DECAF (short for Dynamic Executable Code Analysis Framework) is a binary analysis platform based on QEMU. For its technical details, please check our ISSTA'14 conference paper and our TSE journal paper. Its source code can be found here.


DeepMem is a deep neural network based memory forensic tool. Please read our CCS'18 paper for the technical details and check out this GitHub repository for source code.


DroidScope is dynamic analysis platform for Android apps, and is specifically designed for analyzing Android malware. Please read our USENIX Security paper for technical details, and check out our GitHub repository for source code.


DroidUnpack is a generic unpacker for packed Android apps based on whole-system emulation. It extends DroidScope to support both Dalvik virtual machine (DVM) and Android Run Time (ART). Our NDSS'18 paper provides some technical details about this tool and presents exensive study on current status of packers, unpackers and packed Android malware. The source code can be found within DroidScope.
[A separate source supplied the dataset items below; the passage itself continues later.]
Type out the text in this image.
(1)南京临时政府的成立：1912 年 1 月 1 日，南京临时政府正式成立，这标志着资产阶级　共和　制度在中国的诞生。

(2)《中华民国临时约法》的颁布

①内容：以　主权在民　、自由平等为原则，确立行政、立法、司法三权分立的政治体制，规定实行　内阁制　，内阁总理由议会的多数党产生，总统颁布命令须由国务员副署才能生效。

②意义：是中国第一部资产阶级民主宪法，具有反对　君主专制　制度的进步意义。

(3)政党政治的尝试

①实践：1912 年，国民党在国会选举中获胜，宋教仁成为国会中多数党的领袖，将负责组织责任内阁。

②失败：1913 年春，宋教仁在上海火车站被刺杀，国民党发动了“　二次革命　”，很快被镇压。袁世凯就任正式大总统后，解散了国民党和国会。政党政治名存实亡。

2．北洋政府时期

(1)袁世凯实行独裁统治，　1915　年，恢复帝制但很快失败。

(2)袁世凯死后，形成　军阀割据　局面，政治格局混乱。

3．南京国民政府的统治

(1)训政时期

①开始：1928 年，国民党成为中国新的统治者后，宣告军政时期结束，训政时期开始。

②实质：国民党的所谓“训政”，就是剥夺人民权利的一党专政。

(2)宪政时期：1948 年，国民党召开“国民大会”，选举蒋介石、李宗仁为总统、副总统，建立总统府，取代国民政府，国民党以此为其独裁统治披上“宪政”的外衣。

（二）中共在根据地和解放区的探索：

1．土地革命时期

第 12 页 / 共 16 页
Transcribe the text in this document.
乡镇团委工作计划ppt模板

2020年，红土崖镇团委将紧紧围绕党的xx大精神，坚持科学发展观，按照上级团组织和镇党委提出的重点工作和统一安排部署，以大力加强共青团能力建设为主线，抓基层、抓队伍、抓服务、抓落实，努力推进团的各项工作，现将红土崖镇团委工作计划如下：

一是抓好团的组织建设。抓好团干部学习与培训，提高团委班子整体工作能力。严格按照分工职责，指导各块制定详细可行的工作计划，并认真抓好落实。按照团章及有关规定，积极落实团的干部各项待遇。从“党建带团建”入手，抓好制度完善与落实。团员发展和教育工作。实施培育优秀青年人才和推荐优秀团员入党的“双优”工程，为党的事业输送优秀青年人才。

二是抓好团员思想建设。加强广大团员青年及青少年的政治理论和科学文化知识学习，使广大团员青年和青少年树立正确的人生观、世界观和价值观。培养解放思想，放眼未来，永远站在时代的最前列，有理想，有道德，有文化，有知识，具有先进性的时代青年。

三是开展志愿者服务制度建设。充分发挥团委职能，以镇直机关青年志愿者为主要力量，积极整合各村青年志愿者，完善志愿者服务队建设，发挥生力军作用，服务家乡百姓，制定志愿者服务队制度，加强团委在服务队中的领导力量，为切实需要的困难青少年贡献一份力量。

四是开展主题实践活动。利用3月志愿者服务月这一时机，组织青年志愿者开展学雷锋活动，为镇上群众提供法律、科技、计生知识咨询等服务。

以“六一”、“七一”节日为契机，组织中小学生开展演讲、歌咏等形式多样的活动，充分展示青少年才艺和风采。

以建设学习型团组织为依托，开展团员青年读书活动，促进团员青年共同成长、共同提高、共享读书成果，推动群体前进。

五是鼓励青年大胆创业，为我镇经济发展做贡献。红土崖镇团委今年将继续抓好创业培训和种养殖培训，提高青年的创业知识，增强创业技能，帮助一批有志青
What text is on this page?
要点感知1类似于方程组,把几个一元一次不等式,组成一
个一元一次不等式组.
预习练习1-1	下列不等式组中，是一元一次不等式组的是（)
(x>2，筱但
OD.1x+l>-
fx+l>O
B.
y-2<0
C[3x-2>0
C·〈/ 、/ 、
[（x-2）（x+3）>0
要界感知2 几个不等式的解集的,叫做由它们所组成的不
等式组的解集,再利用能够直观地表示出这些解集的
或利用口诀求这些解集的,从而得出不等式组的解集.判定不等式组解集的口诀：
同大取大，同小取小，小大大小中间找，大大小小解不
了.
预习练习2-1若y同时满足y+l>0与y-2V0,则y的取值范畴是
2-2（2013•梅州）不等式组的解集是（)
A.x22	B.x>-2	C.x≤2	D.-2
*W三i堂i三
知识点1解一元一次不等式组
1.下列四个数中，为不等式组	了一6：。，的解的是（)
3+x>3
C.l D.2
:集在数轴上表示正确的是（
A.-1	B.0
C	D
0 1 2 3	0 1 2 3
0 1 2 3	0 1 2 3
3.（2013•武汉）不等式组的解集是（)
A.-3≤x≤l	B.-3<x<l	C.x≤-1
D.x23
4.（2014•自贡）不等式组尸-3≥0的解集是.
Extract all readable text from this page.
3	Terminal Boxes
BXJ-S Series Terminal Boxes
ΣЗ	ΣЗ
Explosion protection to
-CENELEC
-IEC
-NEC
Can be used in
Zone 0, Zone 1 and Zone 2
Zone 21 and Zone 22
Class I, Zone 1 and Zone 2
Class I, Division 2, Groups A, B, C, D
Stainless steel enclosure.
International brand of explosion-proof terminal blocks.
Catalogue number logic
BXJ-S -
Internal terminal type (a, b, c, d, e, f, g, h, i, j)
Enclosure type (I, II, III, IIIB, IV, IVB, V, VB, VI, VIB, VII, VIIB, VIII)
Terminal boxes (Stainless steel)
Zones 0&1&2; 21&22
Genius is a bug search engine for cross-platform/cross-architecture binary code. Please read our CCS'16 and CCS'17 papers for technical details. Part of the source code is available at this GitHub repository. The firmware dataset can be downloaded from here (about 57GB).

Whitebox Fuzzing

This whitebox fuzzing tool based on DECAF and BAP 1.0. An instruction trace is collected using the tracecap plugin in DECAF, and then the symbolic execution in BAP is used to compute path constraints and generate new inputs for fuzzing. Source code can be found here.